Inoltre lo spread torna ai massimi di giugno. Infatti, dopo una fiammata in apertura a 287 punti, ora il differenziale tra Btp e Bund si attesta a 267 punti base. Il divario tra Spagna e Germania è a 255 punti e il tasso dei Bonos al 4,33%, con la distanza tra Roma e Madrid che si riduce a 12 punti base.

Ma le brutte notizie non finiscono qui. Infatti, l’agenzia Fitch è pronta a tagliare il rating del nostro Paese. In Italia, scrive Fitch in una nota, “la probabile caduta del governo di coalizione mette a rischio gli obiettivi di bilancio pubblico a breve e medio termine”.

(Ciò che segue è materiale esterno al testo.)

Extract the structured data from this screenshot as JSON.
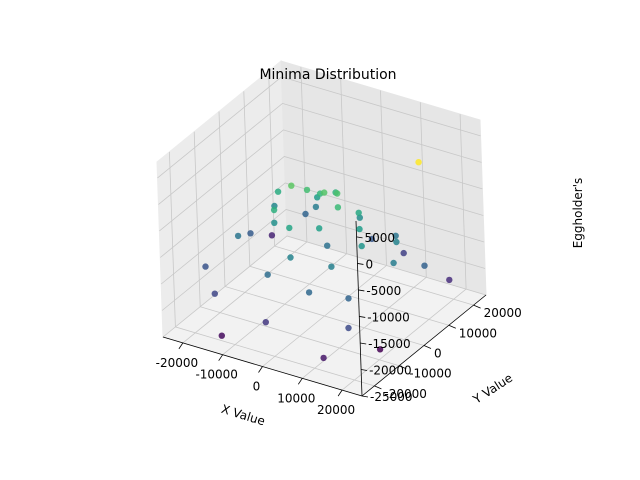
{
  "chart_data": {
    "type": "scatter3d",
    "title": "Minima Distribution",
    "xlabel": "X Value",
    "ylabel": "Y Value",
    "zlabel": "Eggholder's",
    "colormap": "viridis (by z value)",
    "xlim": [
      -25000,
      25000
    ],
    "ylim": [
      -25000,
      25000
    ],
    "zlim": [
      -25000,
      8000
    ],
    "grid": true,
    "x_ticks": [
      "-20000",
      "-10000",
      "0",
      "10000",
      "20000"
    ],
    "y_ticks": [
      "-20000",
      "-10000",
      "0",
      "10000",
      "20000"
    ],
    "z_ticks": [
      "-25000",
      "-20000",
      "-15000",
      "-10000",
      "-5000",
      "0",
      "5000"
    ],
    "points": [
      {
        "x": 22000,
        "y": 5000,
        "z": 7000
      },
      {
        "x": -6000,
        "y": -2000,
        "z": -1000
      },
      {
        "x": -4000,
        "y": 1000,
        "z": -2500
      },
      {
        "x": 1000,
        "y": 0,
        "z": -1500
      },
      {
        "x": 3000,
        "y": 2000,
        "z": -2000
      },
      {
        "x": -8000,
        "y": -6000,
        "z": -4500
      },
      {
        "x": -2000,
        "y": 3000,
        "z": -3500
      },
      {
        "x": 5000,
        "y": -1000,
        "z": -3000
      },
      {
        "x": -12000,
        "y": 2000,
        "z": -5000
      },
      {
        "x": 0,
        "y": 6000,
        "z": -4000
      },
      {
        "x": 7000,
        "y": 4000,
        "z": -5500
      },
      {
        "x": -3000,
        "y": -8000,
        "z": -6000
      },
      {
        "x": 2000,
        "y": -4000,
        "z": -6500
      },
      {
        "x": 9000,
        "y": 1000,
        "z": -7000
      },
      {
        "x": -6000,
        "y": 8000,
        "z": -7000
      },
      {
        "x": 12000,
        "y": -3000,
        "z": -8000
      },
      {
        "x": -10000,
        "y": -3000,
        "z": -8500
      },
      {
        "x": 4000,
        "y": 9000,
        "z": -9000
      },
      {
        "x": -15000,
        "y": 5000,
        "z": -9500
      },
      {
        "x": 15000,
        "y": 6000,
        "z": -10000
      },
      {
        "x": -1000,
        "y": -11000,
        "z": -10000
      },
      {
        "x": 8000,
        "y": -9000,
        "z": -10500
      },
      {
        "x": -9000,
        "y": 12000,
        "z": -11000
      },
      {
        "x": 18000,
        "y": 0,
        "z": -11000
      },
      {
        "x": -18000,
        "y": -5000,
        "z": -12000
      },
      {
        "x": 11000,
        "y": 12000,
        "z": -12000
      },
      {
        "x": 0,
        "y": 2000,
        "z": -12500
      },
      {
        "x": -5000,
        "y": -14000,
        "z": -13000
      },
      {
        "x": 6000,
        "y": -15000,
        "z": -13500
      },
      {
        "x": -13000,
        "y": 14000,
        "z": -14000
      },
      {
        "x": 14000,
        "y": -12000,
        "z": -14000
      },
      {
        "x": 20000,
        "y": 9000,
        "z": -14500
      },
      {
        "x": -20000,
        "y": 3000,
        "z": -15000
      },
      {
        "x": 3000,
        "y": 15000,
        "z": -15500
      },
      {
        "x": -22000,
        "y": -12000,
        "z": -16000
      },
      {
        "x": 17000,
        "y": -17000,
        "z": -17000
      },
      {
        "x": -16000,
        "y": -18000,
        "z": -17500
      },
      {
        "x": 9000,
        "y": 18000,
        "z": -18000
      },
      {
        "x": -2000,
        "y": -20000,
        "z": -19000
      },
      {
        "x": 21000,
        "y": 17000,
        "z": -20000
      },
      {
        "x": -23000,
        "y": 16000,
        "z": -21000
      },
      {
        "x": 13000,
        "y": -21000,
        "z": -22000
      },
      {
        "x": -12000,
        "y": -22000,
        "z": -23000
      },
      {
        "x": 19000,
        "y": -8000,
        "z": -24000
      }
    ]
  }
}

L’incertezza legata allo scenario politico e un’eventuale fallimento nel rispettare la stesura della legge di stabilità potrebbero, secondo l’agenzia, spingere a un taglio del rating sul debito pubblico italiano.

“Una prolungata incertezza sulle politiche economiche e fiscali, una minore fiducia nel calo del debito nel 2014 e il mancato rispetto della norma costituzionale del pareggio di bilancio sono potenziali fattori che pesano sul rating BBB+ con outlook negativo. “Se le turbolenze politiche impediranno la presentazione della legge di bilancio 2014 alla Commissione Europea entro il 15 ottobre o l’Italia non rispetterà i criteri del Patto di Stabilità, la disponibilità di sostegno Ue, legata alla condizionalità dei programmi Esm e Omt, sarà inoltre meno probabile, se richiesta”, aggiunge Fitch.